I was fortunate enough to be involved with Davos in years of plenty, when we invited around 300 so-called Forum Fellows — the academics and other experts — and really tried to push the boundaries of the program (with plenty of encouragement from Klaus). After I left, with the dotcom crash and then 9/11, the Forum decided that more sobriety was needed in the program. CEOs needed to be able to show that they were coming to Davos to discuss important things, not frivolity.
I argued unsuccessfully with my ex-colleagues that it was precisely the off-the-track ideas and sessions that were most valuable in Davos. Another session on financial architecture, the Doha round, China’s rise, or networked societies would probably add very little to the discussion. But Davos had carved out a place where CEOs were suddenly tossed into a discussion on death (my all-time favorite session), the meaning of history, or endangered languages. Perhaps those could fire some disused synapses and spark something new.
Prosperity has returned to Davos and the Forum. The staff of the Forum has grown at least threefold. There’s a decidedly engineering-like approach to building the program now, with a cascade of agenda councils and meetings. I was, and am, more attuned to artisanal production. To my eyes, all the additional resources and grand processes has just pressed the program flatter and flatter. Davos continues to attract absolutely extraordinary people. But they are forced into discussions where the unremarkable is the norm.
Outside the Congress Center
When I first became involved with Davos, Maria Livanos Cattaui was the power behind the scenes, the ferocious number two to Klaus. Maria had the licence, or so it seemed, to be tough with the corporate members. The number of events and the scale of events outside the Congress Center were strictly controlled. WEF had the conviction that once you let outside events grow, it would diminish what happened inside the Congress Center.
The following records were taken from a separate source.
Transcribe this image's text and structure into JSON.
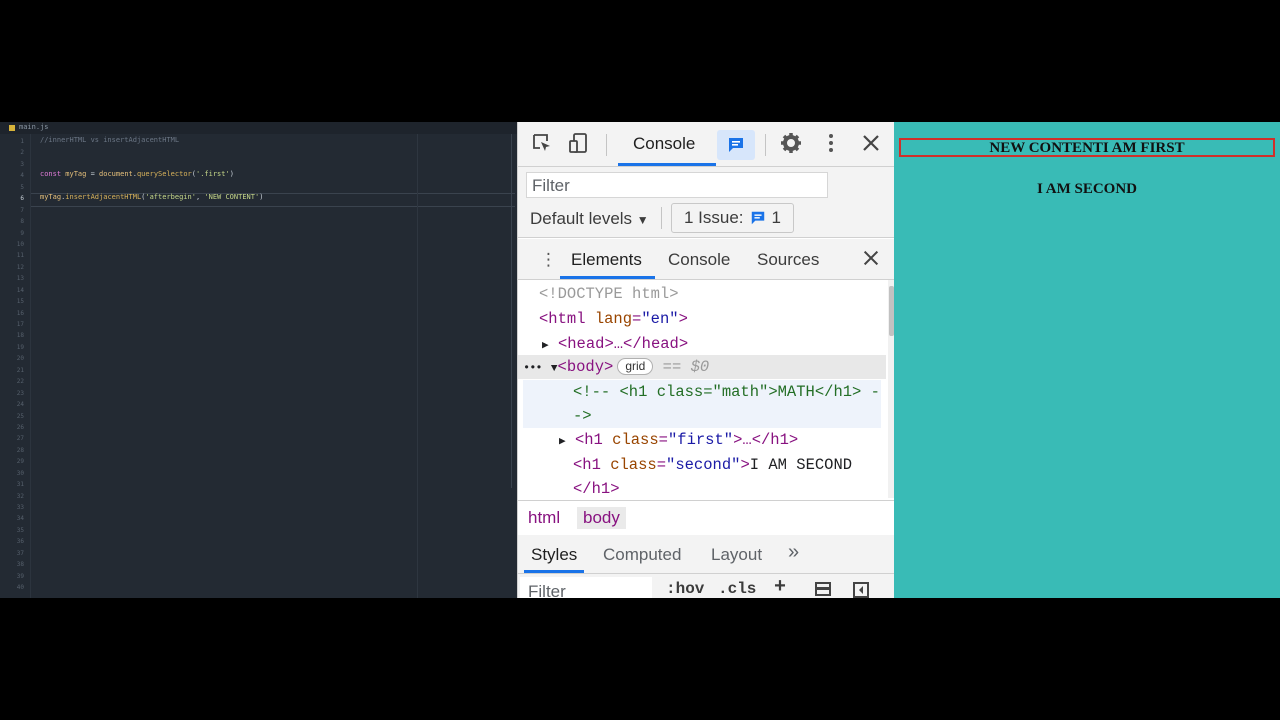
{
  "editor": {
    "filename": "main.js",
    "current_line": 6,
    "line_numbers": [
      "1",
      "2",
      "3",
      "4",
      "5",
      "6",
      "7",
      "8",
      "9",
      "10",
      "11",
      "12",
      "13",
      "14",
      "15",
      "16",
      "17",
      "18",
      "19",
      "20",
      "21",
      "22",
      "23",
      "24",
      "25",
      "26",
      "27",
      "28",
      "29",
      "30",
      "31",
      "32",
      "33",
      "34",
      "35",
      "36",
      "37",
      "38",
      "39",
      "40"
    ],
    "code": {
      "l1_comment": "//innerHTML vs insertAdjacentHTML",
      "l4_kw": "const",
      "l4_var": " myTag",
      "l4_eq": " = ",
      "l4_obj": "document",
      "l4_dot": ".",
      "l4_fn": "querySelector",
      "l4_open": "(",
      "l4_str": "'.first'",
      "l4_close": ")",
      "l6_var": "myTag",
      "l6_dot": ".",
      "l6_fn": "insertAdjacentHTML",
      "l6_open": "(",
      "l6_str1": "'afterbegin'",
      "l6_comma": ", ",
      "l6_str2": "'NEW CONTENT'",
      "l6_close": ")"
    }
  },
  "devtools": {
    "toolbar": {
      "inspect_icon": "inspect-element-icon",
      "device_icon": "device-toolbar-icon",
      "console_tab": "Console",
      "messages_icon": "message-icon",
      "settings_icon": "gear-icon",
      "more_icon": "kebab-icon",
      "close_icon": "close-icon"
    },
    "console": {
      "filter_placeholder": "Filter",
      "levels": "Default levels",
      "issues_label": "1 Issue:",
      "issues_count": "1"
    },
    "drawer_tabs": [
      "Elements",
      "Console",
      "Sources"
    ],
    "dom": {
      "doctype": "<!DOCTYPE html>",
      "html_open": "<html",
      "html_attr": " lang",
      "html_eq": "=",
      "html_val": "\"en\"",
      "html_close": ">",
      "head": "<head>…</head>",
      "body": "<body>",
      "grid_badge": "grid",
      "eq_dollar": "== $0",
      "comment_line1": "<!-- <h1 class=\"math\">MATH</h1> -",
      "comment_line2": "->",
      "h1_first_open": "<h1",
      "h1_first_attr": " class",
      "h1_first_eq": "=",
      "h1_first_val": "\"first\"",
      "h1_first_rest": ">…</h1>",
      "h1_second_open": "<h1",
      "h1_second_attr": " class",
      "h1_second_eq": "=",
      "h1_second_val": "\"second\"",
      "h1_second_gt": ">",
      "h1_second_text": "I AM SECOND",
      "h1_second_close": "</h1>"
    },
    "breadcrumbs": [
      "html",
      "body"
    ],
    "styles_tabs": [
      "Styles",
      "Computed",
      "Layout"
    ],
    "styles_more": "»",
    "styles_filter_placeholder": "Filter",
    "hov": ":hov",
    "cls": ".cls",
    "plus": "+"
  },
  "preview": {
    "first_heading": "NEW CONTENTI AM FIRST",
    "second_heading": "I AM SECOND"
  },
  "colors": {
    "preview_bg": "#39bbb6",
    "first_border": "#d0302a",
    "accent": "#1a73e8",
    "editor_bg": "#232a33"
  }
}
Maria was brutally removed in 1996 and replaced by Claude Smadja (who was brutally removed himself five years later). That tough line on outside events remained largely intact. But the tenor of the age — the go-go years of the late 1990s — began to erode that policy. Big outside parties began to proliferate. More and more started to happen outside the Congress Center. Part of the core philosophy of the Forum — that if you had a white badge, you were equal and welcome to attend everything — began to crumble.
I’m ancient history, and I haven’t been to the Annual Meeting since 2002. But friends that continue to go tell me the corporate takeover has accelerated dramatically in recent years. Bigger, more elaborate events happen outside the Congress Center. There are more and more class distinctions, even if you have a white badge.
All that said, Davos remains a wonderful privilege. If I were ever invited again, I’d be on the next plane to Zurich (fat chance, I know). I had some of the best experiences of my life working on Davos, fighting against the constraints and trying to make something out of the fantastic raw materials at hand. I recognize the limitations, but I continue to wish that WEF aimed higher.